Dies gilt im Regelfall* auch bei innerhalb des Konzerns vorgenommenen Umstrukturierungen. Der EuGH hat die Anwendbarkeit auch in solchen Fällen ausdrücklich bejaht.*Kietaibl hat berechtigt auf die Möglichkeiten der Umstrukturierung von Mischbetrieben verwiesen, die nach § 9 ArbVG ebenfalls zur Anwendung eines anderen KollV führen können. Dazu kommt noch, dass bei diesen betriebsinternen Strukturveränderungen nicht die Schutzmechanismen der §§ 3 und 4 AVRAG greifen.* In einem System der kollektivvertraglichen Entgeltbestimmung, das für die Branchen angemessene Mindestentgelte festlegt,* kann das Anliegen des AG, dies durch Umstrukturierungen für gesamte Betriebe oder fachlich selbständige Betriebsabteilungen iSd § 9 Abs 2 ArbVG* zu verwirklichen, kaum als rechtsmissbräuchlich qualifiziert werden.
Nach der Rsp zu Fragen des Rechtsmissbrauchs geht es immer um konkrete, vom Gesetz gerade nicht bedachte Sonderkonstellationen, die sich aus der Einbettung in ein konkretes Rechtsgeschäft (eine konkrete Übergangssituation) oder aus außerhalb des Geschäftszweckes liegenden „unlauteren Motiven“ ergeben (siehe oben).
Dem Betriebsübergang als Übergang der faktischen Leitungsmacht können ganz verschiedene Konstellationen („Rechtsgeschäfte“) zugrunde liegen, für die jeweils unterschiedliche Rahmenbedingungen gelten. Denkbar sind etwa
Gesamtrechtsnachfolgen, wie Spaltungen oder Fusionen;
Verkaufs-, Übertragungs- oder Einbringungsverträge sowie
faktisch bewirkte Betriebsübergänge etwa durch Pächter- oder Auftragnehmerwechsel, die von einem entsprechenden freiwilligen Übergang von AN begleitet sind.

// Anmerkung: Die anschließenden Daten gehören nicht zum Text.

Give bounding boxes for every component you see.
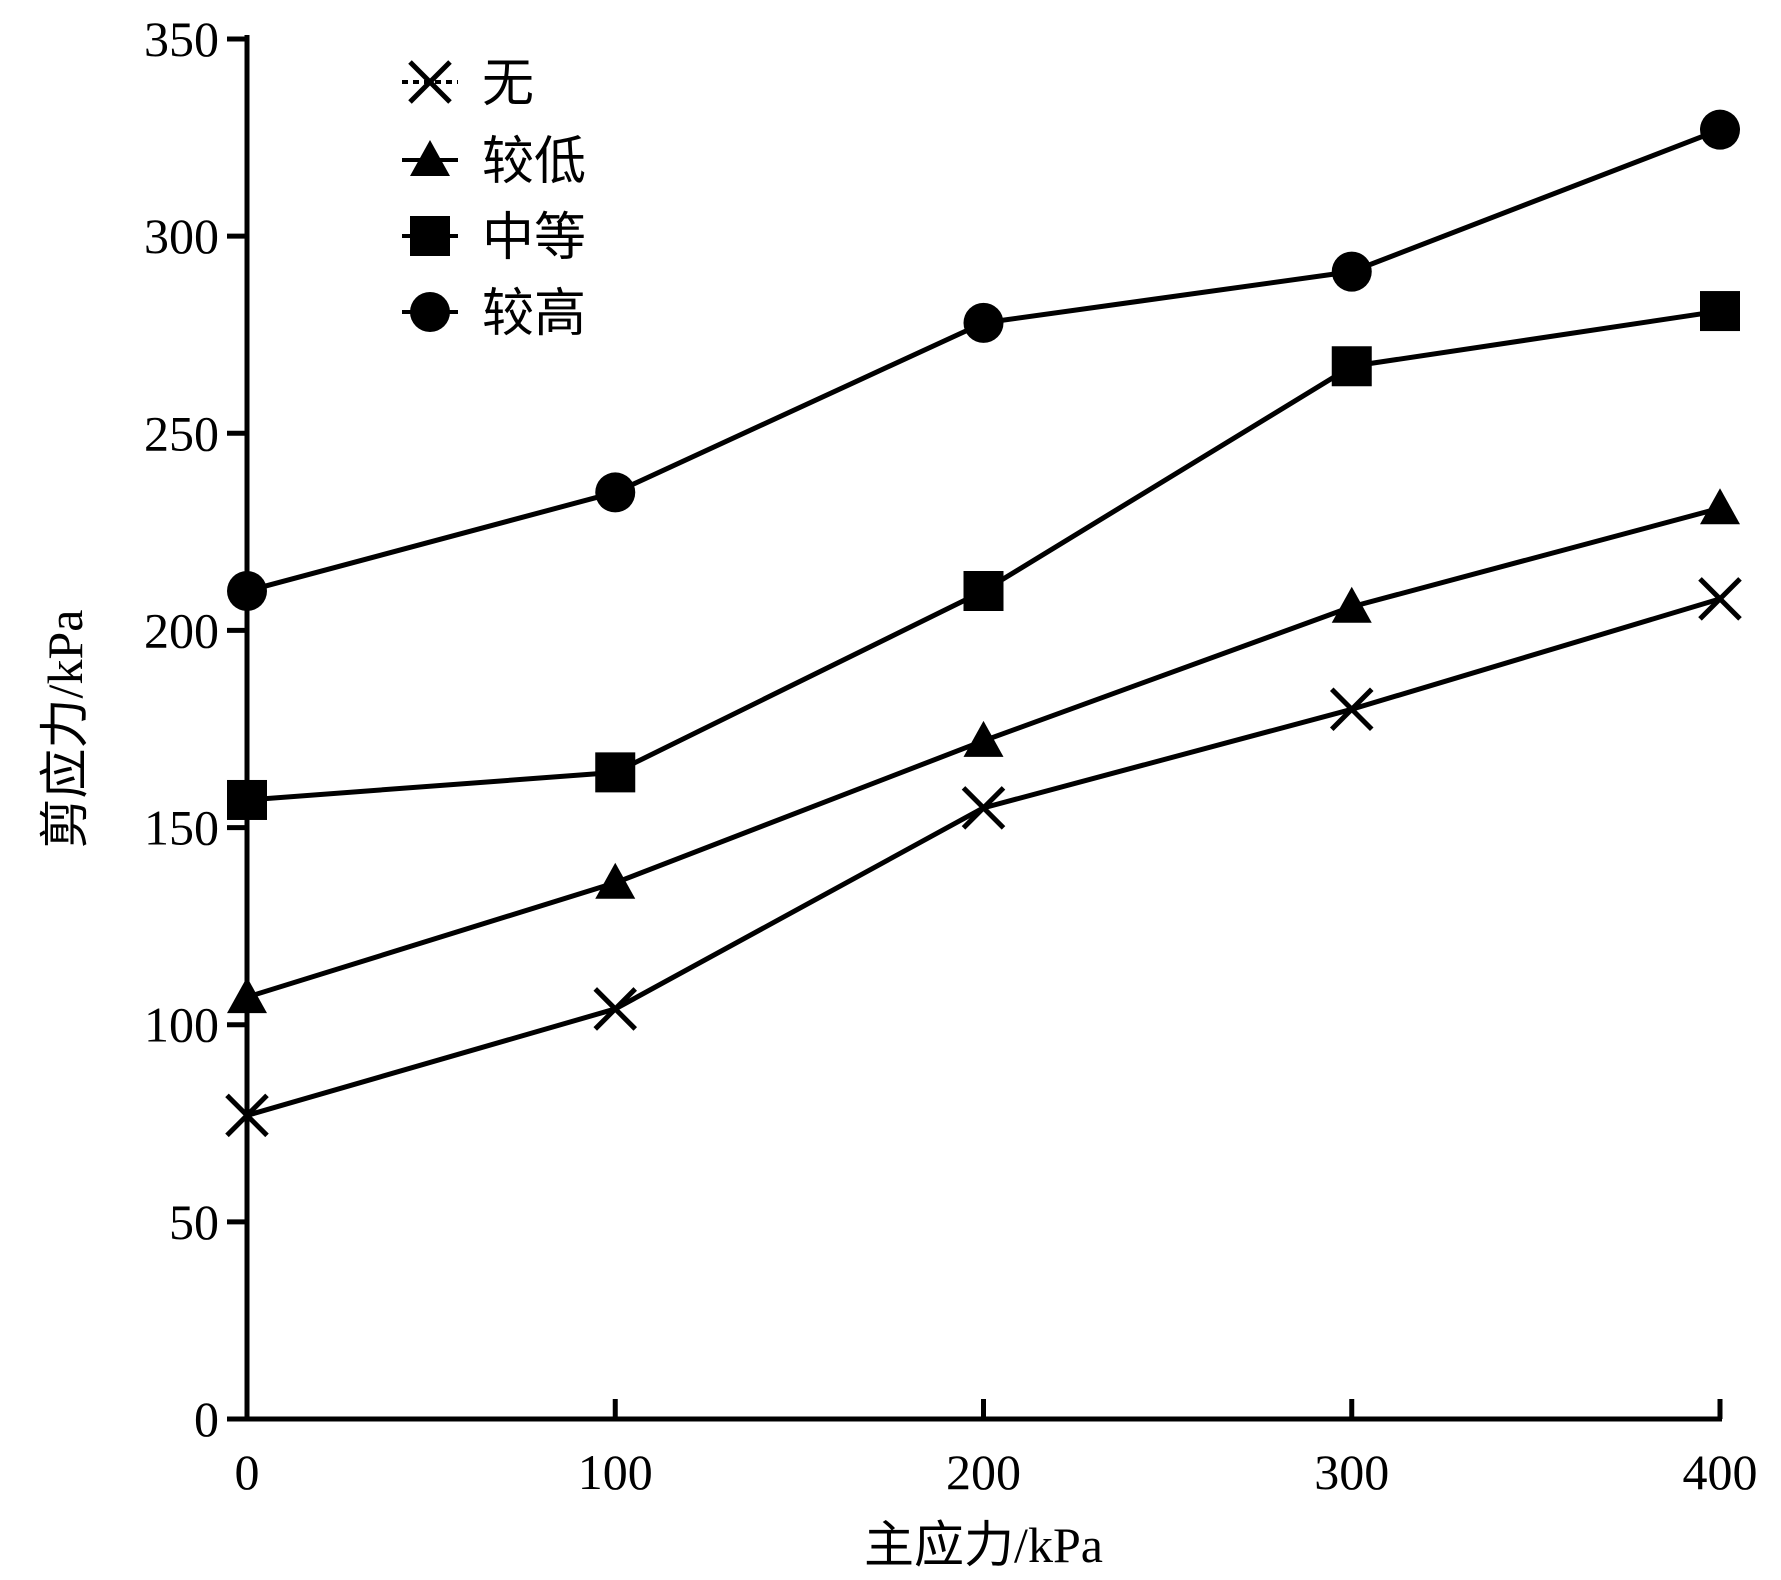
- x-tick-label: 100: [578, 1444, 653, 1500]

Dabei können sich etwa auch gesellschaftsrechtliche Fragestellungen ergeben.*
Die Fülle der sich aus den jeweiligen Rechtsgeschäften ergebenden Konstellationen und der dabei allenfalls maßgeblichen „unlauteren“ Motive ist nicht überblickbar und kann auch nicht abgehandelt werden.404
Im Bereich der „faktischen“ Übertragungen wäre es etwa bedenklich, wenn der AG Betriebsräten, deren freiwilliger Übertritt im konkreten Fall (vgl unten 4.1.) für die Erfüllung des Tatbestandes des Betriebsübergangs maßgeblich ist, dafür einzelvertraglich einen höheren Lohn verspricht, um für die übrigen Arbeitskräfte die Anwendung eines schlechteren KollV zu bewirken. Das könnte ein Anwendungsfall für das in der Rsp* angenommene erweiterte Widerspruchsrecht sein.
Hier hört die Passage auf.